7. Il résulte de l’instruction que M. A, célibataire et sans enfant, qui était dépourvu de logement à la date à laquelle la commission de médiation a statué sur son recours amiable, a bénéficié d’un logement en résidence sociale ADOMA à compter du 1er juillet 2022, soit dans le délai dont disposait le préfet pour le reloger. Dès lors, si le requérant n’est plus dépourvu de logement depuis cette date, il réside désormais dans une résidence hôtelière à vocation sociale depuis un délai qui excède six mois depuis le 1er janvier 2023. M. A se trouve donc depuis le 1er janvier 2023 dans l’une des situations prévues par l’article L. 441-2-3 du code de la construction et de l’habitation cité au point précédent, situation ayant entraîné pour lui depuis lors des troubles dans ses conditions d’existence devant être réparés. Le requérant est, dès lors, fondé à soutenir que la carence de l’État à assurer son relogement, fautive à compter du 1er janvier 2023, a entraîné pour lui des préjudices devant être réparés.
8. Cependant, si M. A soutient que sa situation au regard du logement nuit à son état de santé, le certificat médical qu’il produit est en tout état de cause antérieur à son relogement chez ADOMA. De même s’il soutient que le maintien dans cette résidence sociale l’empêche en particulier de mener sa vie privée, il ne l’établit par aucune pièce versée au dossier.

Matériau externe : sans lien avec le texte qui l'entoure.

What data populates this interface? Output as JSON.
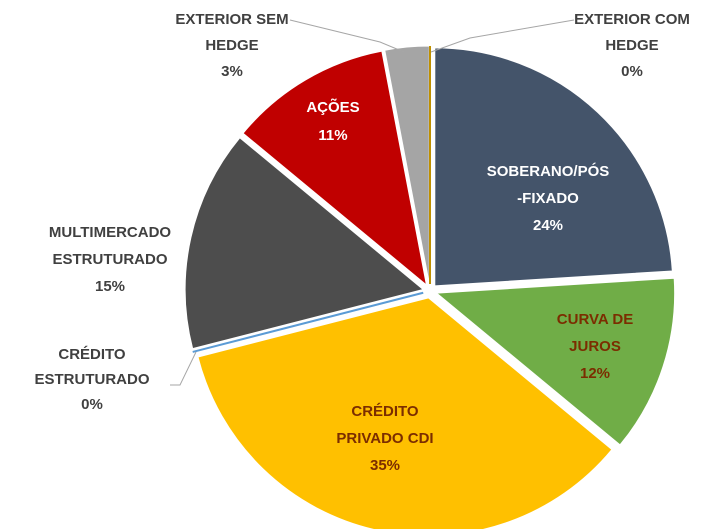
{
  "chart_data": {
    "type": "pie",
    "categories": [
      [
        "SOBERANO/PÓS",
        "-FIXADO"
      ],
      [
        "CURVA DE",
        "JUROS"
      ],
      [
        "CRÉDITO",
        "PRIVADO CDI"
      ],
      [
        "CRÉDITO",
        "ESTRUTURADO"
      ],
      [
        "MULTIMERCADO",
        "ESTRUTURADO"
      ],
      [
        "AÇÕES"
      ],
      [
        "EXTERIOR SEM",
        "HEDGE"
      ],
      [
        "EXTERIOR COM",
        "HEDGE"
      ]
    ],
    "values": [
      24,
      12,
      35,
      0,
      15,
      11,
      3,
      0
    ],
    "value_labels": [
      "24%",
      "12%",
      "35%",
      "0%",
      "15%",
      "11%",
      "3%",
      "0%"
    ],
    "colors": [
      "#44546a",
      "#70ad47",
      "#ffc000",
      "#5b9bd5",
      "#4d4d4d",
      "#c00000",
      "#a5a5a5",
      "#bf9000"
    ]
  }
}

9. Il résulte de ce qui précède que, compte tenu des conditions de logement de M. A qui ont perduré du fait de la carence de l’État, de la durée de cette carence, entre le 1er janvier 2023 et la date de notification du présent jugement, et de la composition de son foyer, il sera fait une juste appréciation du préjudice subi en évaluant l’indemnisation due à la somme totale de 500 euros.
10. Il résulte de tout ce qui précède qu’il y a lieu de condamner l’État à verser à M. A la somme de 500 euros, tous intérêts confondus au jour du présent jugement.
Sur les frais liés au litige :
11. Il y a lieu, dans les circonstances de l’espèce de mettre à la charge de l’État le versement à M. A de la somme de 800 euros sur le fondement des dispositions de l’article L. 761-1 du code de justice administrative.
12. Aucuns dépens n’ayant été exposés dans le cadre de la présente instance, les conclusions tendant au paiement de tels frais ne peuvent qu’être rejetées.
Par ces motifs, le tribunal décide:
Article 1er : L’État est condamné à verser à M. A la somme de 500 (cinq cents) euros, tous intérêts confondus au jour du présent jugement.
Article 2 : L’État versera la somme de 800 (huit cents) euros à M. A sur le fondement des dispositions de l’article L. 761-1 du code de justice administrative.
Article 3 : Le surplus des conclusions de la requête est rejeté.
Article 4 : Le présent jugement sera notifié à M. B A et au ministre de l’aménagement du territoire et de la décentralisation.
Copie en sera adressée au préfet des Hauts-de-Seine.
Rendu public par mise à disposition au greffe le 20 janvier 2025.
La magistrate désignée,
Signé
M. MonteagleLa greffière,
Signé
C. Mas
La République mande et ordonne au ministre de l’aménagement du territoire et de la décentralisation en ce qui le concerne et à tous commissaires de justice à ce requis en ce qui concerne les voies de droit commun contre les parties privées, de pourvoir à l’exécution de la présente décision.